212. The Committee urges the State party to design and implement a gender-sensitive rural development strategy. It calls upon the State party to ensure that rural women can participate fully in the formulation and implementation of policies and programmes in rural areas. It urges the State party to ensure that rural women and girls have full access to health-care services, education and vocational training, as well as credit facilities and income-generating opportunities.
213. The Committee regrets that the report does not provide sufficient updated statistical data disaggregated by sex on the situation of women in all areas covered by the Convention or information on the impact of measures taken and the results achieved.
214. The Committee calls upon the State party to put in place a comprehensive system of data collection and of measurable indicators to assess trends in the situation of women and of progress towards women's de facto equality. It invites the State party, as necessary, to seek international assistance for the development of such data collection and analysis efforts. The Committee also requests the State party to include in its next report statistical data and analysis, disaggregated by sex and by rural and urban areas, indicating the impact of measures and the results achieved.
215. The Committee encourages the State party to ratify the Optional Protocol to the Convention and to accept, as soon as possible, the amendment to article 20, paragraph 1, of the Convention concerning the meeting time of the Committee.
216. The Committee urges the State party to utilize fully in its implementation of its obligations under the Convention, the Beijing Declaration and Platform for Action, which reinforce the provisions of the Convention, and requests the State party to include information thereon in its next periodic report.
217. The Committee also emphasizes that a full and effective implementation of the Convention is indispensable for achieving the Millennium Development Goals.

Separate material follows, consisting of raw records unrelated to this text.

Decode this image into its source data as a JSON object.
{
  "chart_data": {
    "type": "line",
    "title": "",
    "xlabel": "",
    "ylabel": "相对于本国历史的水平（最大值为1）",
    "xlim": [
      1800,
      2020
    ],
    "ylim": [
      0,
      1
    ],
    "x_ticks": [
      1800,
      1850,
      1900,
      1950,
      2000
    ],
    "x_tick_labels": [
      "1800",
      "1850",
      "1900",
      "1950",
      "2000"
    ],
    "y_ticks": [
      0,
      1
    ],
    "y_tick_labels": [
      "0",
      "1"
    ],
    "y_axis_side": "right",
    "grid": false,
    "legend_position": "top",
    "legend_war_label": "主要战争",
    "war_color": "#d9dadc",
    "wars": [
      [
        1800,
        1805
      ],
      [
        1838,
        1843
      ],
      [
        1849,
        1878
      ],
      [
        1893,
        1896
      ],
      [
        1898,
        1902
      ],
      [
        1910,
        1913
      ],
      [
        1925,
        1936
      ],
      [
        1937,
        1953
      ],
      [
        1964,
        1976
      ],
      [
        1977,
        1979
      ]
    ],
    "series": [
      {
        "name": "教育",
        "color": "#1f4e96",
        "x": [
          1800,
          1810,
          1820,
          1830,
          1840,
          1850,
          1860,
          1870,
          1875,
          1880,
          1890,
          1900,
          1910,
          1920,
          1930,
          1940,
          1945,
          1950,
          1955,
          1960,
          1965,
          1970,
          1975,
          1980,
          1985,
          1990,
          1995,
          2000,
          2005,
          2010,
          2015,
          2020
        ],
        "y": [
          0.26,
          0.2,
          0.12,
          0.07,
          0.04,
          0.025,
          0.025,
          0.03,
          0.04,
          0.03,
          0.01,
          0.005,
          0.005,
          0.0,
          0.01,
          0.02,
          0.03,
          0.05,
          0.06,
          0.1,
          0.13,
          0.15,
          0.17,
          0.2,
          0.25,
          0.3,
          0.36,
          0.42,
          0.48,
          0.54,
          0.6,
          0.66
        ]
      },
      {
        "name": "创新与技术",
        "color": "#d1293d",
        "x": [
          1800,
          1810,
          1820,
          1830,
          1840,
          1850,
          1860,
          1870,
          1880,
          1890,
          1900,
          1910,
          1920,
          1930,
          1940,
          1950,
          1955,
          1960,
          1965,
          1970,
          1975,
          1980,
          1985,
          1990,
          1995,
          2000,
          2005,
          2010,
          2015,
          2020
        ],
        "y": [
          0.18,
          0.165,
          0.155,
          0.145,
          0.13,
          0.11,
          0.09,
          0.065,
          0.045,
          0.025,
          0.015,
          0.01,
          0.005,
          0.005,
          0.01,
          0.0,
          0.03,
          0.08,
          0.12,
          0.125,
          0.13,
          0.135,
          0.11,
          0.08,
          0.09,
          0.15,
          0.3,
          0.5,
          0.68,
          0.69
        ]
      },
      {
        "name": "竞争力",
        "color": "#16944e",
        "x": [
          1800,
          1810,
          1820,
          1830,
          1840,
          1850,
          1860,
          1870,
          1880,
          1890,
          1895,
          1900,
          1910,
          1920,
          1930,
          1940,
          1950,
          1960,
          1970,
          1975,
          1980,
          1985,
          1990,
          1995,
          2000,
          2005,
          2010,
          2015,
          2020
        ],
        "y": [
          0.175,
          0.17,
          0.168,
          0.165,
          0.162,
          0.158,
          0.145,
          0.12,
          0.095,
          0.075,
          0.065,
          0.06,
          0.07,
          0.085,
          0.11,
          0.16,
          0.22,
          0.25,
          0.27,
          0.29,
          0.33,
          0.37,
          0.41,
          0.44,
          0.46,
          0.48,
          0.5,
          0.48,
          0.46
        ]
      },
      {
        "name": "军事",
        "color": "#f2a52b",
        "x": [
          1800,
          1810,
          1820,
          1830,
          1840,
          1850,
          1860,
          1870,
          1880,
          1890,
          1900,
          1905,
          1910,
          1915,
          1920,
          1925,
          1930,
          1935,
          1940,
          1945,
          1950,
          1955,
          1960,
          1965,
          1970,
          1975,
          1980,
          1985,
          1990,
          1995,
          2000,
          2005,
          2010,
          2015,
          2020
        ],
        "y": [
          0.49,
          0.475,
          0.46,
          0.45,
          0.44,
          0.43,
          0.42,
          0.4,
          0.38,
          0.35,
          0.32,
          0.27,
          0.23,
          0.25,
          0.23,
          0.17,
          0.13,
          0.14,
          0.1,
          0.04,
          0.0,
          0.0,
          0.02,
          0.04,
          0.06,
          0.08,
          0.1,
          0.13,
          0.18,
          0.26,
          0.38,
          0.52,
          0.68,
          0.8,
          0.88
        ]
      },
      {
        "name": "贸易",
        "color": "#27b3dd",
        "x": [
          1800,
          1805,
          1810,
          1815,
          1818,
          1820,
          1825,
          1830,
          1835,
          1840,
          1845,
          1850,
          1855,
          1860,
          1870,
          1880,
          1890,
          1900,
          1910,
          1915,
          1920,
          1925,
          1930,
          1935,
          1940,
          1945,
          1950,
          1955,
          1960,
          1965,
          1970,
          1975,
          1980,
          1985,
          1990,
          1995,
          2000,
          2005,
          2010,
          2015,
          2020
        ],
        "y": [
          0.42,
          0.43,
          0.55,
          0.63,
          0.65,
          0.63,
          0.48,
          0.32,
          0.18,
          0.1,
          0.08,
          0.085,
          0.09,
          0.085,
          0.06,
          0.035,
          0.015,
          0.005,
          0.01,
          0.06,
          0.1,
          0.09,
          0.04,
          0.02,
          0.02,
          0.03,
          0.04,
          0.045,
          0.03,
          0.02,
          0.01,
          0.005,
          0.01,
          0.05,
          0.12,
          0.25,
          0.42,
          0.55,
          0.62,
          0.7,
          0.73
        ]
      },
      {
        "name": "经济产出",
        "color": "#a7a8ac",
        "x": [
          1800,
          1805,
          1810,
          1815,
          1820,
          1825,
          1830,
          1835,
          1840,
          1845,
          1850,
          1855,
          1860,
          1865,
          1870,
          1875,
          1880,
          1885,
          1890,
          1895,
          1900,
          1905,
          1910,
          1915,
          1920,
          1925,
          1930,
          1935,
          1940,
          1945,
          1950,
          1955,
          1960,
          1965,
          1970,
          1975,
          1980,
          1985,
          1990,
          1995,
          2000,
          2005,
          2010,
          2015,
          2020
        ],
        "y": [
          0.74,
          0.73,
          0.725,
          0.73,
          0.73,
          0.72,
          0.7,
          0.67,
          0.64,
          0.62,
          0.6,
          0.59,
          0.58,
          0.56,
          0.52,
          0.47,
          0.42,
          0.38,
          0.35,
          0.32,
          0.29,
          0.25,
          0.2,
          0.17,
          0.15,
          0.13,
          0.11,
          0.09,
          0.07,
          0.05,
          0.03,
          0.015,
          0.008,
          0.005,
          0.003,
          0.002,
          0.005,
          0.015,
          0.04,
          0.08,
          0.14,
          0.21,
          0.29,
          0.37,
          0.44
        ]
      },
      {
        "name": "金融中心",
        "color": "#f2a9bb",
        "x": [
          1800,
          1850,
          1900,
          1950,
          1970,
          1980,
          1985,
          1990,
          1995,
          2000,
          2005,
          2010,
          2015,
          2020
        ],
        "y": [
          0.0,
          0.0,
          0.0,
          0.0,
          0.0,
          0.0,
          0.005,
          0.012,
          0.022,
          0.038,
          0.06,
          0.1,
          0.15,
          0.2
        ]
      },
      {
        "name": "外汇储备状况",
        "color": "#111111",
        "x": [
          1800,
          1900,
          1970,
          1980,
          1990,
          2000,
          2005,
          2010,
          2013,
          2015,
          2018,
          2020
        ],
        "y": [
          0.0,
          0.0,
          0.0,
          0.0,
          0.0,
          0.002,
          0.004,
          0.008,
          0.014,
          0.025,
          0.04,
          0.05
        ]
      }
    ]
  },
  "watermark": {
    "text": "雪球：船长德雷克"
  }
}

It calls for the integration of a gender perspective and the explicit reflection of the provisions of the Convention in all efforts aimed at the achievement of the Millennium Development Goals and requests the State party to include information thereon in its next periodic report.
218. The Committee notes that States' adherence to the seven major international human rights instruments1 enhances the enjoyment by women of their human rights and fundamental freedoms in all aspects of life. Therefore, the Committee encourages the Government of the Gambia to consider ratifying the treaties to which it is not yet a party, namely, the Convention against Torture and Other Cruel, Inhuman or Degrading Treatment or Punishment and the International Convention on the Protection of the Rights of All Migrant Workers and Members of Their Families.
219. The Committee requests the wide dissemination in the Gambia of the present concluding comments in order to make the people of the Gambia, including government officials, politicians, parliamentarians and women's and human rights organizations, aware of the steps that have been taken to ensure de jure and de facto equality for women and the future steps required in that regard. It also requests the State party to continue to disseminate widely, in particular to women's and human rights organizations, the Convention and the Optional Protocol thereto, the Committee's general recommendations and the Beijing Declaration and Platform for Action, as well as the outcome of the twenty-third special session of the General Assembly entitled "Women 2000: gender equality, development and peace for the twenty-first century".
220. The Committee requests the State party to respond to the concerns expressed in the present concluding comments in its next periodic report submitted under article 18 of the Convention, which is due in May 2006.